Friday, September 9.
I scrolled through my cache of YouTube speeches, looking for one to share with my students. Each Friday in Public Speaking class, we watch a speech together, then spend time afterwards critiquing and learning from the style and–to some extent–discussing the message. This was only the second Friday, though, so I had little precedent and no real algorithm for deciding which speech to watch. There were historical addresses by presidents and reformers, the commencement advice of celebrities great and small, and half a dozen TED talks on as many topics.
Remembering the date, and the power of Presidential addresses in times of tragedy, I took my search in a new direction. I started typing “George W Bush” into the search bar when Google filled in the rest: “George W Bush Sept 20 2001 Speech.”
I didn’t remember the speech right away, the President’s address to Congress just over a week after the attack on the Twin Towers and the Pentagon. I didn’t remember it, but I know I watched it, because that’s what we did that week. We watched. As I read the transcript, dug up from a dusty corner of the Internet, I began to remember.

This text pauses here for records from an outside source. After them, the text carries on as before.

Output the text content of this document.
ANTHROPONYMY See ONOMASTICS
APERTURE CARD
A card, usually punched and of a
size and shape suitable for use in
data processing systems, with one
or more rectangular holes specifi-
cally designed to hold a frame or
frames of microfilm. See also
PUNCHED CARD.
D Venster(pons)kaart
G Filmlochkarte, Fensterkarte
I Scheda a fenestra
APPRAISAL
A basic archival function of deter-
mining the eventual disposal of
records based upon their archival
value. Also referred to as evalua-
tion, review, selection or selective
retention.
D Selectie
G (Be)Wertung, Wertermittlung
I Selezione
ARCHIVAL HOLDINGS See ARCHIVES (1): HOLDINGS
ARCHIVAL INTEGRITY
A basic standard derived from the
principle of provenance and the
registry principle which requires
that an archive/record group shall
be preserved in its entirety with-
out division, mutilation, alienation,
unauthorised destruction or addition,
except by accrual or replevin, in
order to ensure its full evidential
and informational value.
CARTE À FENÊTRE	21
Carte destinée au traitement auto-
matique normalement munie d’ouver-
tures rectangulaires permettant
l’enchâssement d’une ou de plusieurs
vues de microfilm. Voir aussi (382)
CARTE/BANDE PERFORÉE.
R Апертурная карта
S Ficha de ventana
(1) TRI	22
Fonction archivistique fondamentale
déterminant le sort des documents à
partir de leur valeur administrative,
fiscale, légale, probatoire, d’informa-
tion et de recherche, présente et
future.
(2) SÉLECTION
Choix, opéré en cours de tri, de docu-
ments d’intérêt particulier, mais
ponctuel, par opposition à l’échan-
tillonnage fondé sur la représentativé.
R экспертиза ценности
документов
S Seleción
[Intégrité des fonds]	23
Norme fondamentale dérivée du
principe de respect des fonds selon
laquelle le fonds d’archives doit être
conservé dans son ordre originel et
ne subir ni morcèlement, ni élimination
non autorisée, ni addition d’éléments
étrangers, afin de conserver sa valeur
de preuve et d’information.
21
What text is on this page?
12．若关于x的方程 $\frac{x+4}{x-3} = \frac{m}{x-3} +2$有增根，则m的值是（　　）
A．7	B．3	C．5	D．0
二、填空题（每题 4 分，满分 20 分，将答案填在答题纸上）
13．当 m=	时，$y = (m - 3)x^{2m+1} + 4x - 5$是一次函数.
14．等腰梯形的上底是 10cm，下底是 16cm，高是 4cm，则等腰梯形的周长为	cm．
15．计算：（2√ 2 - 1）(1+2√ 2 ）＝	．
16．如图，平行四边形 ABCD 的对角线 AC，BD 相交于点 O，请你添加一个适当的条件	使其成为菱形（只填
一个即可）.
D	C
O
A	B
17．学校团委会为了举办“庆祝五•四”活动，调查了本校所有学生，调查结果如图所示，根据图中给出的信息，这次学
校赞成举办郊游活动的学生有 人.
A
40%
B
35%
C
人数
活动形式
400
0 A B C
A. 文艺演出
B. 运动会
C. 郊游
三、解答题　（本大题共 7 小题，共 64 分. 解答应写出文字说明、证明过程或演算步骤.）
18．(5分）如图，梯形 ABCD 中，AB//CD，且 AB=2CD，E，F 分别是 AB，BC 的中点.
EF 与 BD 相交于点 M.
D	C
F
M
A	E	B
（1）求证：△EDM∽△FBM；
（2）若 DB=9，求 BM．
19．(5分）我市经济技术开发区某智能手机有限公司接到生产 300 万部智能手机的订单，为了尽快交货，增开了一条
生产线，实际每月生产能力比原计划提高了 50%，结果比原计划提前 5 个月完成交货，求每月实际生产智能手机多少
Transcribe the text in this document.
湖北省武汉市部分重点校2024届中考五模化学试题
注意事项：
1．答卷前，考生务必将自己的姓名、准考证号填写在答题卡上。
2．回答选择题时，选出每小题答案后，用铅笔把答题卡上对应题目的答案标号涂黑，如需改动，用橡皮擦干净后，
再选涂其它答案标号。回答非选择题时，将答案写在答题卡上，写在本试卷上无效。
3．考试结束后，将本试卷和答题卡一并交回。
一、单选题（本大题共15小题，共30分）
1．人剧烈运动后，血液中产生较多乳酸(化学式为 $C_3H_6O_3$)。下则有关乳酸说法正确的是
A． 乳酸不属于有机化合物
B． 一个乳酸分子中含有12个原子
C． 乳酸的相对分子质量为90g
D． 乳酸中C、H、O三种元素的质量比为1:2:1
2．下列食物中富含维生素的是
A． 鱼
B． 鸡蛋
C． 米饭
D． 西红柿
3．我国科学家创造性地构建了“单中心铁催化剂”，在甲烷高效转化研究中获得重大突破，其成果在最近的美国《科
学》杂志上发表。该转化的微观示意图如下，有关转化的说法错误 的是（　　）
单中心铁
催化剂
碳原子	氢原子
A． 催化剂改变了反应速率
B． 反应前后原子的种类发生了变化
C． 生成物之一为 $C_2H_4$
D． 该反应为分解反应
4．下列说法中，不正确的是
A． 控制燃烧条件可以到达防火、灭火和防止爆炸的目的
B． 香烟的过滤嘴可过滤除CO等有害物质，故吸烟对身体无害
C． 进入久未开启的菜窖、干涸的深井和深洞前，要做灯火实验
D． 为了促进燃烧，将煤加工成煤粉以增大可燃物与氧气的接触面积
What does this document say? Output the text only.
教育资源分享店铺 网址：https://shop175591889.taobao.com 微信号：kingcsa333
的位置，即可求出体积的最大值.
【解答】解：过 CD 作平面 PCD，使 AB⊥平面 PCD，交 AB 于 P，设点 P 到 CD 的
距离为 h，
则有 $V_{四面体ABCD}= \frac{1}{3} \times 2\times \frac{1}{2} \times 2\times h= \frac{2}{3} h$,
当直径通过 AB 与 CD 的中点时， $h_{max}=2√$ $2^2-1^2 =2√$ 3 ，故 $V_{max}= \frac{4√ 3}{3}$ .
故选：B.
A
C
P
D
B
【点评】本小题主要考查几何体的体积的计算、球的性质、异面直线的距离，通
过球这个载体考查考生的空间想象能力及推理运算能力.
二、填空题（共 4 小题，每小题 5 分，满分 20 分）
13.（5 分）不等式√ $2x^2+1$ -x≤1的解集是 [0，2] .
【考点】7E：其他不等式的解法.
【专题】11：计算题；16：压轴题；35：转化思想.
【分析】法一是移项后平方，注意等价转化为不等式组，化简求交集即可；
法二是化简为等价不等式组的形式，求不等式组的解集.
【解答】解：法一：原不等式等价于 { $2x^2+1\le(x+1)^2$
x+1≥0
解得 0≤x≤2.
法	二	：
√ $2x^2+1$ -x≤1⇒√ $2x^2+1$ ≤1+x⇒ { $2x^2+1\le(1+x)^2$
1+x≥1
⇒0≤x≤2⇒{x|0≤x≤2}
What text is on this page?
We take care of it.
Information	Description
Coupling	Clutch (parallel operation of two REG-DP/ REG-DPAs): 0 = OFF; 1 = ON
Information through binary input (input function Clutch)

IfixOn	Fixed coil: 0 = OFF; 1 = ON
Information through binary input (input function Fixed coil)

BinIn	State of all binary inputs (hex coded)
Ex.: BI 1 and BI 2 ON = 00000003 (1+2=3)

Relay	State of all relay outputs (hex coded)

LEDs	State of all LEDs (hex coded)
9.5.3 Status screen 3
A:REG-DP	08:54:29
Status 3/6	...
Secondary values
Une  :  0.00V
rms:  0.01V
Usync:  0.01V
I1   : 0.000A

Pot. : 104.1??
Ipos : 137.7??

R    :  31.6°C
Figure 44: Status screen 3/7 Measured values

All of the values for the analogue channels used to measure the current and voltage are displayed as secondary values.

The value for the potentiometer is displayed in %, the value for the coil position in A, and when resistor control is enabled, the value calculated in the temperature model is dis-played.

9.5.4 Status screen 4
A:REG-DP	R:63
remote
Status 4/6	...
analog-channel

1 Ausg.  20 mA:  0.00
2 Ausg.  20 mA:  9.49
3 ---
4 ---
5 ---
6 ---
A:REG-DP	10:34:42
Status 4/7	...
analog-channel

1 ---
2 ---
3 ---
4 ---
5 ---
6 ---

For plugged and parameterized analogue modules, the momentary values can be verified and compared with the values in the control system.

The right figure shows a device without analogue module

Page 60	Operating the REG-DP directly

This was the speech that began the War on Terror, the speech in which our last President reminded a grieving nation that the acts of religious extremists don’t represent the faith as a whole. The speech in which he assured us that we were united, that we shouldn’t be afraid. I remembered that we were united, but we were afraid anyway. Every time a plane flew overhead, those first weeks, we looked up, even in Seattle.
I poked around the Internet, looking for the whole speech, but could find only the most intimidating parts excerpted to personal YouTube channels. I considered showing those parts to my multinational speech class, asking them to parse out the rhetoric and tone of those strong words for anxious days. But my students, though astute citizens of the world, are also sixteen, seventeen, eighteen. I do the math quickly, realizing that I was their age and they were toddlers in 2001, too young to understand that their world had changed in an instant. They’ll need memories to understand this speech. In strength they’ll hear vengeance, not reassurance.
“They keep getting younger,” a fellow teacher said to me last week, as we’d laughed over how very young even our seniors seem this year. “Not me,” she continued. “Them.”
Like my colleague I’m not getting older, of course, but events get pushed back and back, until they disappear from view, like the view of the dark-green shoreline from the ferry deck. My first students, only a few years younger than I, begged for time every year to remember, just a few minutes to retell where they were when the Twin Towers fell. Some suggested moments of silence, too, and I always obliged. Remembering is important.
Now I’m realizing that memories like these divide generations as surely as technology or presidents or any other marker that sociologists devise. Do you remember that day? Or have you just learned about it? In just a few years my high schoolers will have lived all their lives in a “post” world, and that maybe someday their commemoration will be to simply ask me “You remember? What was it like, then?”
We watched a different speech, just as relevant, called The Danger of the Single Story. In it, Nigerian writer Chimamanda Ngozi Adichie implores the West to treat her country and continent with nuance, to learn the rich tapestry of stories that make up her world, instead of the single narrative of poverty and disaster. While my young students took notes on her anecdotes, vocal cadence and nonverbal cues, I thought about the art of remembering well, as a community, the importance of our many stories.
On Sunday, the fifteenth anniversary of September 11, 2001, I sit in the dark, holding my daughter while she naps and reading what New Yorker writers wrote in the days and weeks following the catastrophe. Closer accounts, from writers older than I was at the time, they still hit home. I cry more freely now than I did when I was seventeen, with more to lose, more to love.
And I wonder if next year–or even next week–I’ll go back for that speech, or another like it. I close my eyes and see the President, wearing a hard hat and holding a bullhorn, embracing first responders. They don’t remember that; perhaps I should show them. I wonder if the season has arrived when I’m teaching about tragedy instead of remembering with, and if that’s just as important, after all.